Panna cotta is an Italian dessert .It is made by simmering together cream, milk, and sugar, mixing this with gelatin, and letting it cool until set.I followed Laura Vitale’s recipe and result was just superb.The dessert became the main course today 🙂 I made a simple vanilla Panna cota with home made strawberry sauce.Enjoy Learning !!!!
- 1 Envelope of Unflavored Gelatin
- 2 Tbsp of Water
- 1 cup of Half and Half
- ½ cup of Heavy Cream
- 1 tsp of Vanilla Extract
- ½ tsp of Lemon peel
- 2 Tbsp of Granulated Sugar
- For the Strawberry Sauce:
- 1 cup of Frozen Strawberries (Thawed) or fresh strawberries
- 1 Tbsp of Sugar or more depending on your taste
- 1 tsp of Fresh Lemon Juice
- ½ tsp of Corn Starch mixed with 1 Tbsp of Water
- Take water in a small bowl and sprinkle over the gelatin, set aside to soften.
- In a small saucepan, add the heavy cream, half and half, lemon zest and sugar, bring to a simmer ( the time when the mixture just start to boil, DO NOT BOIL ) over medium heat.
- Turn the heat off and add the gelatin mixture, whisk for a couple minutes or until the gelatin melts.
- Strain this mixture and add the vanilla extract to the strained mixture.
- Divide the mixture between three large ramekins or four small ones or wine glasses or anything of your choice.
- Cover and refrigerate 4 hours or overnight.
- To make the sauce:
- Place the strawberries, sugar and lemon juice in a blender and puree it. Strain it through a fine sieve and place the puree in a small saucepan.
- Bring the puree to a simmer and add the cornstarch mixture and cook stirring constantly until the mixture thickens. Remove from the heat and pour it in a small container and let it cool completely.
- To serve:
- Dip the bottom of each ramekin in a bowl of hot water for 10 seconds. Run a thin knife around the edges of the ramekin.

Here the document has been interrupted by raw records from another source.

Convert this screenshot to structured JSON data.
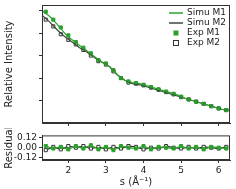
{
  "chart_data": [
    {
      "type": "line",
      "ylabel": "Relative Intensity",
      "xlim": [
        1.3,
        6.3
      ],
      "xticks": [
        2,
        3,
        4,
        5,
        6
      ],
      "ylim": [
        0,
        1.05
      ],
      "yticks": [
        0.2,
        0.4,
        0.6,
        0.8,
        1.0
      ],
      "tick_labels": false,
      "grid": false,
      "legend": "upper right",
      "series": [
        {
          "name": "Simu M1",
          "type": "line",
          "marker": "none",
          "line_style": "solid",
          "color": "#2ca02c",
          "x": [
            1.3,
            1.5,
            1.7,
            1.9,
            2.1,
            2.3,
            2.5,
            2.7,
            2.9,
            3.1,
            3.3,
            3.5,
            3.7,
            3.9,
            4.1,
            4.3,
            4.5,
            4.7,
            4.9,
            5.1,
            5.3,
            5.5,
            5.7,
            5.9,
            6.1,
            6.3
          ],
          "values": [
            1.0,
            0.95,
            0.88,
            0.8,
            0.74,
            0.69,
            0.64,
            0.59,
            0.54,
            0.5,
            0.43,
            0.38,
            0.36,
            0.35,
            0.33,
            0.31,
            0.29,
            0.27,
            0.25,
            0.22,
            0.2,
            0.18,
            0.16,
            0.14,
            0.12,
            0.11
          ]
        },
        {
          "name": "Simu M2",
          "type": "line",
          "marker": "none",
          "line_style": "solid",
          "color": "#3b4a3b",
          "x": [
            1.3,
            1.5,
            1.7,
            1.9,
            2.1,
            2.3,
            2.5,
            2.7,
            2.9,
            3.1,
            3.3,
            3.5,
            3.7,
            3.9,
            4.1,
            4.3,
            4.5,
            4.7,
            4.9,
            5.1,
            5.3,
            5.5,
            5.7,
            5.9,
            6.1,
            6.3
          ],
          "values": [
            0.96,
            0.9,
            0.83,
            0.77,
            0.72,
            0.67,
            0.63,
            0.58,
            0.54,
            0.5,
            0.43,
            0.38,
            0.35,
            0.34,
            0.32,
            0.3,
            0.28,
            0.26,
            0.24,
            0.22,
            0.2,
            0.18,
            0.16,
            0.14,
            0.12,
            0.11
          ]
        },
        {
          "name": "Exp M1",
          "type": "scatter",
          "marker": "square",
          "color": "#2ca02c",
          "x": [
            1.4,
            1.6,
            1.8,
            2.0,
            2.2,
            2.4,
            2.6,
            2.8,
            3.0,
            3.2,
            3.4,
            3.6,
            3.8,
            4.0,
            4.2,
            4.4,
            4.6,
            4.8,
            5.0,
            5.2,
            5.4,
            5.6,
            5.8,
            6.0,
            6.2
          ],
          "values": [
            0.99,
            0.92,
            0.85,
            0.78,
            0.72,
            0.67,
            0.62,
            0.56,
            0.53,
            0.47,
            0.4,
            0.37,
            0.355,
            0.34,
            0.32,
            0.3,
            0.28,
            0.26,
            0.235,
            0.21,
            0.19,
            0.17,
            0.15,
            0.13,
            0.115
          ]
        },
        {
          "name": "Exp M2",
          "type": "scatter",
          "marker": "open_square",
          "color": "#333333",
          "x": [
            1.4,
            1.6,
            1.8,
            2.0,
            2.2,
            2.4,
            2.6,
            2.8,
            3.0,
            3.2,
            3.4,
            3.6,
            3.8,
            4.0,
            4.2,
            4.4,
            4.6,
            4.8,
            5.0,
            5.2,
            5.4,
            5.6,
            5.8,
            6.0,
            6.2
          ],
          "values": [
            0.92,
            0.86,
            0.79,
            0.74,
            0.7,
            0.65,
            0.6,
            0.55,
            0.52,
            0.46,
            0.4,
            0.36,
            0.35,
            0.335,
            0.315,
            0.295,
            0.275,
            0.255,
            0.23,
            0.21,
            0.19,
            0.17,
            0.15,
            0.13,
            0.115
          ]
        }
      ]
    },
    {
      "type": "line",
      "xlabel": "s (Å⁻¹)",
      "ylabel": "Residual",
      "xlim": [
        1.3,
        6.3
      ],
      "xticks": [
        2,
        3,
        4,
        5,
        6
      ],
      "ylim": [
        -0.15,
        0.15
      ],
      "yticks": [
        -0.12,
        {
          "value": 0,
          "label": "0.00"
        },
        0.12
      ],
      "grid": false,
      "series": [
        {
          "name": "Exp M1",
          "type": "line",
          "marker": "square",
          "line_style": "solid",
          "color": "#2ca02c",
          "x": [
            1.4,
            1.6,
            1.8,
            2.0,
            2.2,
            2.4,
            2.6,
            2.8,
            3.0,
            3.2,
            3.4,
            3.6,
            3.8,
            4.0,
            4.2,
            4.4,
            4.6,
            4.8,
            5.0,
            5.2,
            5.4,
            5.6,
            5.8,
            6.0,
            6.2
          ],
          "values": [
            0.02,
            -0.01,
            0.01,
            -0.02,
            0.02,
            -0.01,
            0.03,
            -0.02,
            0.01,
            -0.03,
            0.02,
            0.0,
            -0.01,
            0.02,
            -0.02,
            0.01,
            0.0,
            -0.01,
            0.02,
            -0.01,
            0.01,
            -0.02,
            0.01,
            0.0,
            -0.01
          ]
        },
        {
          "name": "Exp M2",
          "type": "line",
          "marker": "open_square",
          "line_style": "solid",
          "color": "#333333",
          "x": [
            1.4,
            1.6,
            1.8,
            2.0,
            2.2,
            2.4,
            2.6,
            2.8,
            3.0,
            3.2,
            3.4,
            3.6,
            3.8,
            4.0,
            4.2,
            4.4,
            4.6,
            4.8,
            5.0,
            5.2,
            5.4,
            5.6,
            5.8,
            6.0,
            6.2
          ],
          "values": [
            -0.03,
            0.01,
            -0.02,
            0.02,
            0.0,
            0.02,
            -0.01,
            0.01,
            -0.02,
            0.01,
            -0.01,
            0.02,
            0.01,
            -0.02,
            0.0,
            -0.01,
            0.02,
            0.0,
            -0.01,
            0.01,
            -0.01,
            0.01,
            0.0,
            -0.01,
            0.01
          ]
        }
      ]
    }
  ]
}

- Invert the panna cotta on a serving plate. Spoon some of the cooled sauce over the top and enjoy! Ting !!!!!
- What is half & half?
- Answer : Half-and-half, also known as half cream is a simple blend of equal parts whole milk and cream. It averages 10 to 12% fat, which is more than milk but less than light cream. Due to its lower fat content than cream, it can’t be whipped. Half-and-half is best used when you want something richer than milk but not quite as heavy as cream.
- If you substitute with milk you wont get that rich flavor you want.